The Court carefully set forth the rationale for its decision. According to the Court, if Bowman were to prevail, Monsanto competitors, such as other seed companies, could readily reproduce the product without risk, thereby depriving Monsanto of all of the benefits of having obtained patents for its technology. The Justices agreed that consistent with this scenario, farmers could potentially purchase patented soybean seed once, “whether from Monsanto, a competitor, or (as here) a grain elevator” and unfairly multiply the initial purchase “ad infinitum.” Such behavior (e.g., late-season plantings wherein after purchasing soybeans to be used for a single harvest the harvested soybeans are saved in order to eliminate the need for obtaining them in the future) was held to be inconsistent with the relevant law. The Court held that the exhaustion doctrine is limited to a “particular item” that was sold thereby avoiding a “mismatch between invention and reward.” The Court thus rejected Bowman’s request for an unprecedented replicative technology exception to the law13.

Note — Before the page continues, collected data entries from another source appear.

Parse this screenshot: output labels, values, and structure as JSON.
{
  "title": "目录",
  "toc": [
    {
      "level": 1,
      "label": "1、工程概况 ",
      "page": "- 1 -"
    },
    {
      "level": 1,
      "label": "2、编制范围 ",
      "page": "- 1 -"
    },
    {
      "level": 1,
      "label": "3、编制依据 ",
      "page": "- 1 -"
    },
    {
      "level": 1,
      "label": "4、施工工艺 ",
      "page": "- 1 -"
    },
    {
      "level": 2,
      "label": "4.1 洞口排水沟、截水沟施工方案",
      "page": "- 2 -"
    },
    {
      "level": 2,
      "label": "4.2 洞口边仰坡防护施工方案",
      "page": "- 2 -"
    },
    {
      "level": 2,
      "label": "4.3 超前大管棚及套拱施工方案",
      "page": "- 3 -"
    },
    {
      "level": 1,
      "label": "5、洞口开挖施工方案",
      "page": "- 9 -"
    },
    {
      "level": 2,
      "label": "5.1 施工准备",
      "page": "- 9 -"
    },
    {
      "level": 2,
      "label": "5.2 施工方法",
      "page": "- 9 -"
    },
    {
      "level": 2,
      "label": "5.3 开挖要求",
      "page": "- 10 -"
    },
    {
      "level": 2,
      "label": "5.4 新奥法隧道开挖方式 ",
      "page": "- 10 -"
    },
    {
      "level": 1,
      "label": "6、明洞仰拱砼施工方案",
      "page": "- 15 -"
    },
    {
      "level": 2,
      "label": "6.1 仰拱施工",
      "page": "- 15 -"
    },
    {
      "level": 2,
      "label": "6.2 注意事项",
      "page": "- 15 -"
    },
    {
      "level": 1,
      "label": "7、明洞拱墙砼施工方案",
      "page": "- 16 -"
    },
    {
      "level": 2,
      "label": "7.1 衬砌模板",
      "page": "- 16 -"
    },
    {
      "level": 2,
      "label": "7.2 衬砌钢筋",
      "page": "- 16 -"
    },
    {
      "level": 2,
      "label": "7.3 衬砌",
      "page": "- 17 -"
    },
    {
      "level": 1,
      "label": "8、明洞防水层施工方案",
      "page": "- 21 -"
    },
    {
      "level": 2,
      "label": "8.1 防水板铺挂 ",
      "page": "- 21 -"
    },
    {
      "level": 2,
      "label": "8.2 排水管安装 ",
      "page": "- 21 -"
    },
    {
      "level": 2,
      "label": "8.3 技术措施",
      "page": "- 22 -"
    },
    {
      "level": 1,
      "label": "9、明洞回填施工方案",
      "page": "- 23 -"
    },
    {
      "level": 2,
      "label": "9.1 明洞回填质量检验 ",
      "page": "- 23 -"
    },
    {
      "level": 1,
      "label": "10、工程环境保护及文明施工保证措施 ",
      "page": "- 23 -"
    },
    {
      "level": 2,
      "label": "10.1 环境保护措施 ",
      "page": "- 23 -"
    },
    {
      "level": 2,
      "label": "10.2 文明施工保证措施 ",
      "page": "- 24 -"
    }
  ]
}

However, the Court cautioned that, “Our holding today is limited—addressing the situation before us, rather than every one involving a self-replicating product.” The Court refused to make a broad rule in this case. Indeed, given the proliferation of patents covering replicative technologies, it is likely difficult for the courts to foresee how the doctrine of patent exhaustion will be applied in various circumstances (e.g., a composition of matter that replicates without being induced to do so by a buyer but otherwise under the complete control of the buyer). Although not now creating law that is so broad as to encompass perhaps any of these hypothetical scenarios, the Court was clear that Bowman’s planting of Monsanto’s patented transgenic soybeans solely to make and sell identical copies of them undermined the quid pro quo of patent law—it unjustly deprives the company of a limited patent monopoly in return for the availability of the patented articles. Indeed, the record indicated that Roundup Ready soybeans were one of several genetically engineered crops planted in the United States and were desired owing to their phenotypic and ecologic benefits, for example. Due to the extremely limited scope of the Court’s decision, more cases like this will probably be appealed to them as these technologies become more prevalent in society, which should provide courts opportunities to clarify the scope of the narrow holding in this case.